Perl 6 distributions tested on CentOS 7:
Rakudo Star 2018.06
Rakudo Star 2018.10
Rakudo Star 2019.03-RC2
Rakudo Star 2019.03
With Rakudo Star 2019.03-RC2, use v6.c
versus use v6.d
did not make any difference.
The shell
and run
subs use Proc
, which is implemented in terms of Proc::Async
. This uses the thread pool internally. By filling up the pool with blocking calls to shell
, the thread pool becomes exhausted, and so cannot process events, resulting in the hang.
It would be far better to use Proc::Async
directly for this task. The approach with using shell
and a load of real threads won't scale well; every OS thread has memory overhead, GC overhead, and so forth. Since spawning a bunch of child processes is not CPU-bound, this is rather wasteful; in reality, just one or two real threads are needed. So, in this case, perhaps the implementation pushing back on you when doing something inefficient isn't the worst thing.
I notice that one of the reasons for using shell
and the thread pool is to try and limit the number of concurrent processes. But this isn't a very reliable way to do it; just because the current thread pool implementation sets a default maximum of 64 threads does not mean it always will do so.
Here's an example of a parallel test runner that runs up to 4 processes at once, collects their output, and envelopes it.

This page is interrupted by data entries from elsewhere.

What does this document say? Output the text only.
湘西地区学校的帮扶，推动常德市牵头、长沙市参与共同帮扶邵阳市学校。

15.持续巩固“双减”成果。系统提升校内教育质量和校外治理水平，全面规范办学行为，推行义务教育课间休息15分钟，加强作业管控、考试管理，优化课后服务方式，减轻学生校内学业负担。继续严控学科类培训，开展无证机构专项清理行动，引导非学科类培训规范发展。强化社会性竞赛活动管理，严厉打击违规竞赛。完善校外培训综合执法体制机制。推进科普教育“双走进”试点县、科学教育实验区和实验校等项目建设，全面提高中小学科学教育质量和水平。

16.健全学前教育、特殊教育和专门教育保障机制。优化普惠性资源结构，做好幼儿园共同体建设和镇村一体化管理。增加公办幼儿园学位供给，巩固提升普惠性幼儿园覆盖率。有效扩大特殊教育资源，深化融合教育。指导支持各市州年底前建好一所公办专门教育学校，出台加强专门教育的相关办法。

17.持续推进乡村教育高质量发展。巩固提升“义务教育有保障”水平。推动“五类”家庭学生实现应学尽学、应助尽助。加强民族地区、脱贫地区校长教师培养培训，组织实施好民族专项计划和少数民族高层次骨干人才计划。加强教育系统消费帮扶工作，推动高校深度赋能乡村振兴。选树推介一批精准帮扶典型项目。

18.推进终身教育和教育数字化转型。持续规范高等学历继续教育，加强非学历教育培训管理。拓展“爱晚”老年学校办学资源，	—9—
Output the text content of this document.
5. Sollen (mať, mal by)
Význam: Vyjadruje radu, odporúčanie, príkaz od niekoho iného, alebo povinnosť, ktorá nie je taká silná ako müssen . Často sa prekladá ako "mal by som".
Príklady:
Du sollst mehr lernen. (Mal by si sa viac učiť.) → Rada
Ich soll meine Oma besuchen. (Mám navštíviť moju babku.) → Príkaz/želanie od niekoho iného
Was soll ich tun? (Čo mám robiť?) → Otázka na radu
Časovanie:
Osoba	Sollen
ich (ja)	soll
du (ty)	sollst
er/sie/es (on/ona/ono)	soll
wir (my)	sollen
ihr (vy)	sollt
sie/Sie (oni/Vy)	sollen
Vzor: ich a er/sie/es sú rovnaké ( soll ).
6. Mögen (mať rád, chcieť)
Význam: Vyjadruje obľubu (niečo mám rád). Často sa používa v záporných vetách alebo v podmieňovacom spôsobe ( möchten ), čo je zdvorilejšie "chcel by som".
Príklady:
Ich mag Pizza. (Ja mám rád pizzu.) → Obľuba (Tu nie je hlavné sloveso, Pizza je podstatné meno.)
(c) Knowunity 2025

It's a little more than you perhaps need, but it nicely illustrates the shape of the overall solution:
my $degree = 4;
my @tests = dir('t').grep(/\.t$/);
react {
sub run-one {
my $test = @tests.shift // return;
my $proc = Proc::Async.new('perl6', '-Ilib', $test);
my @output = "FILE: $test";
whenever $proc.stdout.lines {
push @output, "OUT: $_";
}
whenever $proc.stderr.lines {
push @output, "ERR: $_";
}
my $finished = $proc.start;
whenever $finished {
push @output, "EXIT: {.exitcode}";
say @output.join("\n");
run-one();
}
}
run-one for 1..$degree;
}
The key thing here is the call to run-one
when a process ends, which means that you always replace an exited process with a new one, maintaining - so long as there are things to do - up to 4 processes running at a time. The react
block naturally ends when all processes have completed, due to the fact that the number of events subscribed to drops to zero.